Вокруг света 1981-11, страница 36

Дело в том, что сначала у нас на «Энгельсе» комиссаром был Нечипоренко, вы его должны помнить, а после финской компании он по болезни ушел. Я был парторгом корабля, принял у него дела и до прихода Сахно оставался комиссаром.

— А Сахно я помню!.. В первых числах августа наш «Энгельс» вышел в Рижский залив на ночной поиск вражеских кораблей...

— Вместе с эсминцем «Артем»,— уточнил адмирал.— Продолжайте.

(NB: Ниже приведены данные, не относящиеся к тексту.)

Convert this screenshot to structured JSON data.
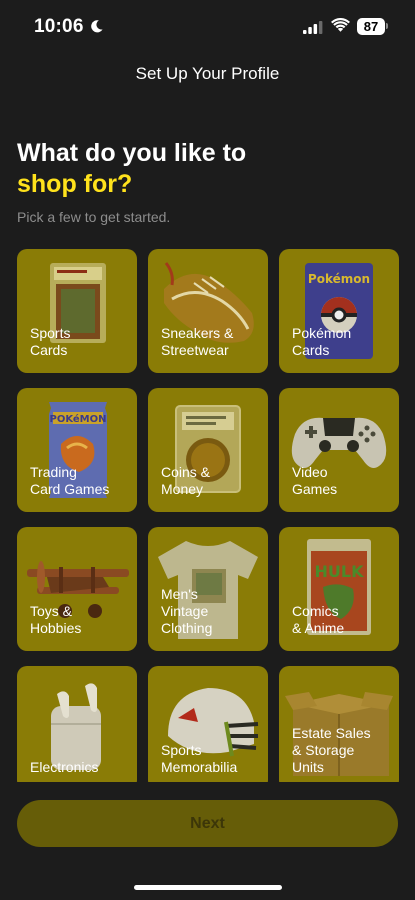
{
  "status": {
    "time": "10:06",
    "battery": "87"
  },
  "nav": {
    "title": "Set Up Your Profile"
  },
  "heading": {
    "line1": "What do you like to",
    "line2": "shop for?"
  },
  "subheading": "Pick a few to get started.",
  "categories": [
    {
      "label": "Sports\nCards",
      "icon": "graded-card"
    },
    {
      "label": "Sneakers &\nStreetwear",
      "icon": "sneaker"
    },
    {
      "label": "Pokémon\nCards",
      "icon": "pokemon-card"
    },
    {
      "label": "Trading\nCard Games",
      "icon": "card-pack"
    },
    {
      "label": "Coins &\nMoney",
      "icon": "graded-coin"
    },
    {
      "label": "Video\nGames",
      "icon": "game-controller"
    },
    {
      "label": "Toys &\nHobbies",
      "icon": "toy-airplane"
    },
    {
      "label": "Men's\nVintage\nClothing",
      "icon": "tshirt"
    },
    {
      "label": "Comics\n& Anime",
      "icon": "comic-book"
    },
    {
      "label": "Electronics",
      "icon": "earbuds"
    },
    {
      "label": "Sports\nMemorabilia",
      "icon": "football-helmet"
    },
    {
      "label": "Estate Sales\n& Storage\nUnits",
      "icon": "cardboard-box"
    }
  ],
  "next_button": {
    "label": "Next"
  },
  "colors": {
    "background": "#1c1c1c",
    "accent": "#ffe21c",
    "tile": "#8a7c06",
    "button": "#665d08"
  }
}
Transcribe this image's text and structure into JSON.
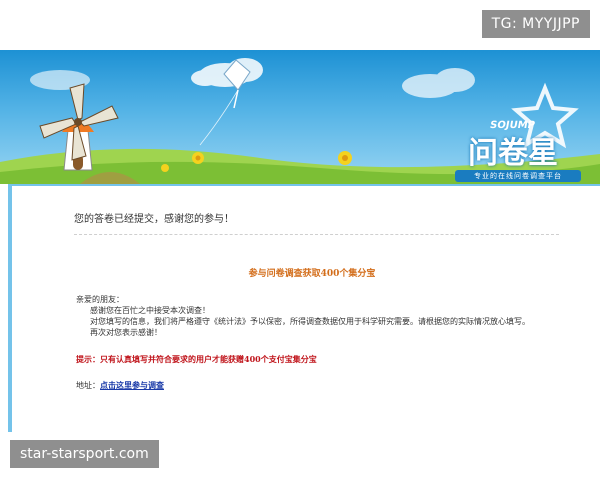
{
  "overlay": {
    "tg_label": "TG: MYYJJPP",
    "site_label": "star-starsport.com"
  },
  "banner": {
    "brand_small": "SOJUMP",
    "brand_name": "问卷星",
    "brand_tagline": "专业的在线问卷调查平台",
    "colors": {
      "sky_top": "#1d91d4",
      "sky_bottom": "#9ad6f3",
      "grass": "#8cc63f"
    },
    "icons": [
      "windmill-icon",
      "kite-icon",
      "flower-icon",
      "cloud-icon",
      "star-icon"
    ]
  },
  "content": {
    "thanks_message": "您的答卷已经提交，感谢您的参与！",
    "promo_title": "参与问卷调查获取400个集分宝",
    "greeting": "亲爱的朋友：",
    "lines": [
      "感谢您在百忙之中接受本次调查！",
      "对您填写的信息，我们将严格遵守《统计法》予以保密，所得调查数据仅用于科学研究需要。请根据您的实际情况放心填写。",
      "再次对您表示感谢！"
    ],
    "hint": "提示：只有认真填写并符合要求的用户才能获赠400个支付宝集分宝",
    "address_label": "地址：",
    "address_link": "点击这里参与调查",
    "colors": {
      "title": "#d36d1a",
      "hint": "#c0141b",
      "link": "#1a3aa8"
    }
  }
}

— Хорошо,— послушно отозвался Князев и наконец-то взглядом пригласил слушать и меня.— Значит, так... Всю ночь мы ходили по заливу. Без огней — в трех метрах за бортом ничего нельзя было различить, нас каждую секунду подстерегали плавающие мины. Под утро корабли взяли курс на базу... И тут нас обнаружил ночной самолет. Разведчик. Он заходил низко над водой по следу нашего корабля, по белому буруну от винта за кормой, и, пролетая над нами, включал бортовые огни, зеленые и красные на плоскостях, наводил на цель свои торпедные катера. А вскоре акустики уловили и шум приближающихся вражеских катеров. Самолет непрерывно наводил их на нас, снова и снова заходил и пролетал с зажженными огнями над нами, да так низко, что стоило нам дать один залп из зенитки, как он, сбитый, рухнул бы в воду. Но командир во избежание бомбовой атаки и пеленгации местонахождения корабля решил не открывать огня по самолету, а подпустить поближе катера. С мостика, видимо, засекли их по белым фосфоресцирующим «усам» — бурунам... И вот в это время на юте появилась в темноте фигура Сахно. Огромная такая. Он подошел к нам и говорит: «Потерпите немного, ребята, потерпите...» А нам так и хотелось пульнуть по самолету. А Сахно ходил все от расчета к расчету, успокаивал комендоров. И вот наконец раздалась с мостика команда: «Левый борт, курсовой тридцать, торпедные катера!» Заряжаем орудия шрапнелью, потом команда: «Товсь!» И в момент, когда самолет пролетал над нами, чтобы сделать новый заход, раздалась команда: «Залп!» После двух залпов из орудий главного калибра кораблей акустики больше не прослушивали шума катеров. А самолет остался кружить над тонущими фашистами, видимо, получил от них сигнал бедствия... Сахно в этой ситуации как сейчас помню.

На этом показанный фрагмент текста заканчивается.